Wembanyama domina il derby texano: Spurs solidi sui Mavs di Cooper Flagg
I San Antonio Spurs continuano a marciare e a consolidare la loro seconda posizione a Ovest con un’altra prova di forza offensiva: dopo Magic e Thunder, arriva il terzo successo consecutivo sul parquet dei Dallas Mavericks, nel derby texano più brillante delle ultime settimane chiuso sul 135-123. Ancora una volta il faro è Victor Wembanyama, che apre la gara con tre triple consecutive, quasi a ricordare a tutti i 40 punti dell’esordio stagionale su questo stesso campo, e poi gestisce il ritmo con una linea statistica da leader totale: 29 punti, 11 rimbalzi, 6 assist e 3 stoppate, al centro di un attacco in cui ben sei compagni chiudono in doppia cifra. Una produzione che serve, e come, per rispondere a dei Mavs che, pur nel pieno di una fase complicata a livello collettivo e reduci dalla sesta sconfitta di fila, restano agganciati alla partita grazie all’ennesima serata monstre di Cooper Flagg, autore di 32 punti con 14/27 dal campo, e alla spalla perfetta di Naji Marshall, che lo eguaglia a quota 32 segnando in ogni modo: in penetrazione, dalla media e dall’arco.
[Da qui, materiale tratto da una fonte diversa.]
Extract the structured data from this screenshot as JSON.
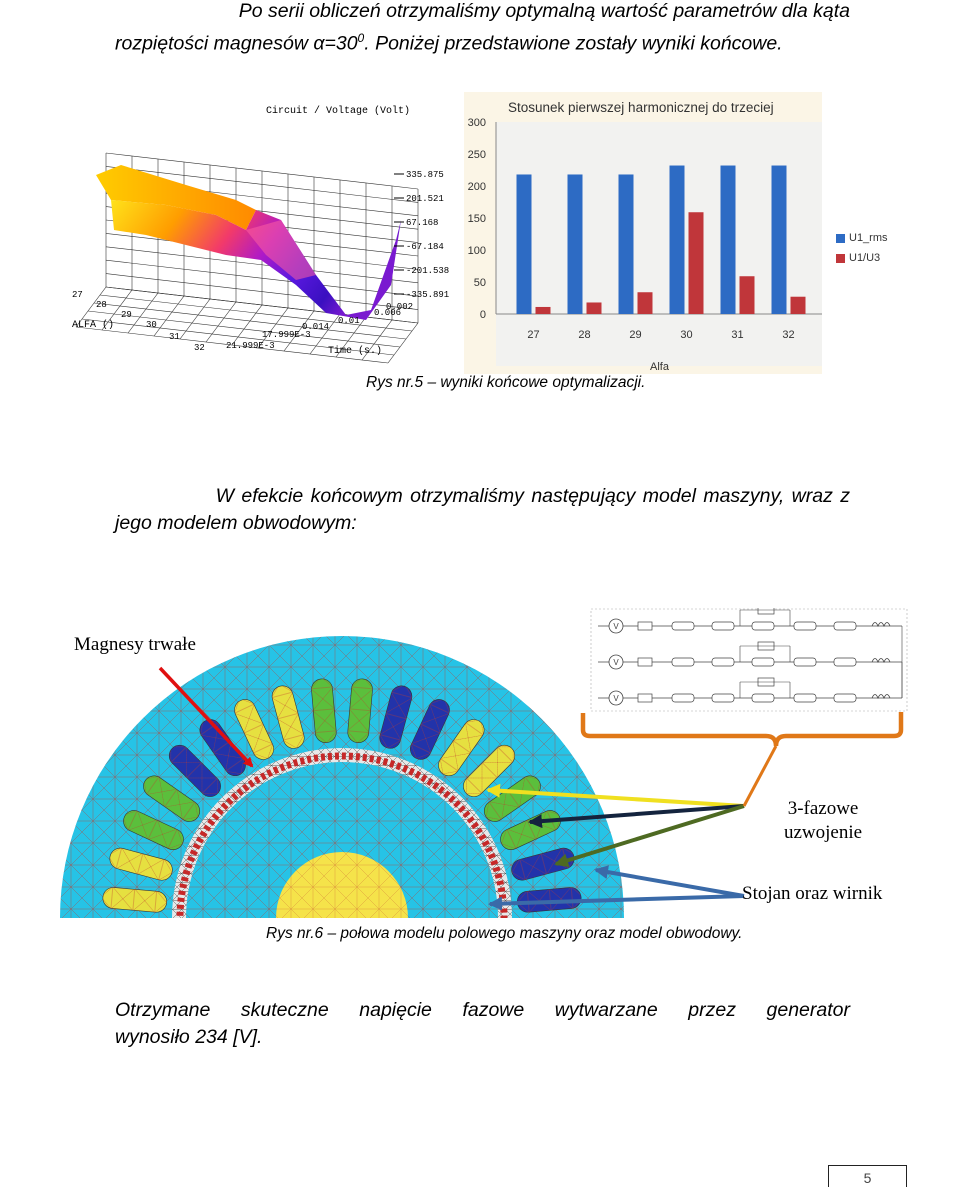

A metà gara, però, la difficoltà cronica di Dallas nel contenere l’armata offensiva degli Spurs è già evidente, come si legge sul tabellino: 74-63.
Nel terzo quarto i Mavs provano a rimettere in discussione tutto: Flagg alza ulteriormente i giri, Max Christie piazza alcune giocate pesanti e, possesso dopo possesso, il margine si assottiglia fino al 99-96 con cui si entra nell’ultima frazione, trasformando il derby in una sfida da una sola azione di distanza. È lì che gli Spurs mostrano la maturità di una squadra vera: una sequenza da “sei punti” cambia l’inerzia quando De’Aaron Fox punisce in transizione dall’arco subito dopo il tiro da tre sbagliato in situazione analoga da Klay Thompson, spingendo gli ospiti sul 112-105. Dallas non molla, insiste nel pitturato con Flagg e i suoi lunghi e torna fino al -1 a 4,0' dalla fine (119-120), ma proprio nel momento chiave la difesa texana si dimentica in testa alla lunetta Stephon Castle, che punisce con la tripla frontale. Da lì in poi i Mavs forzano troppo dall’arco nel tentativo di rientrare, mentre San Antonio, senza farsi prendere dal panico, chiude i conti con i liberi e trova anche la giocata simbolo nel tap-in schiacciato di Castle dopo un errore in transizione dello stesso Wembanyama.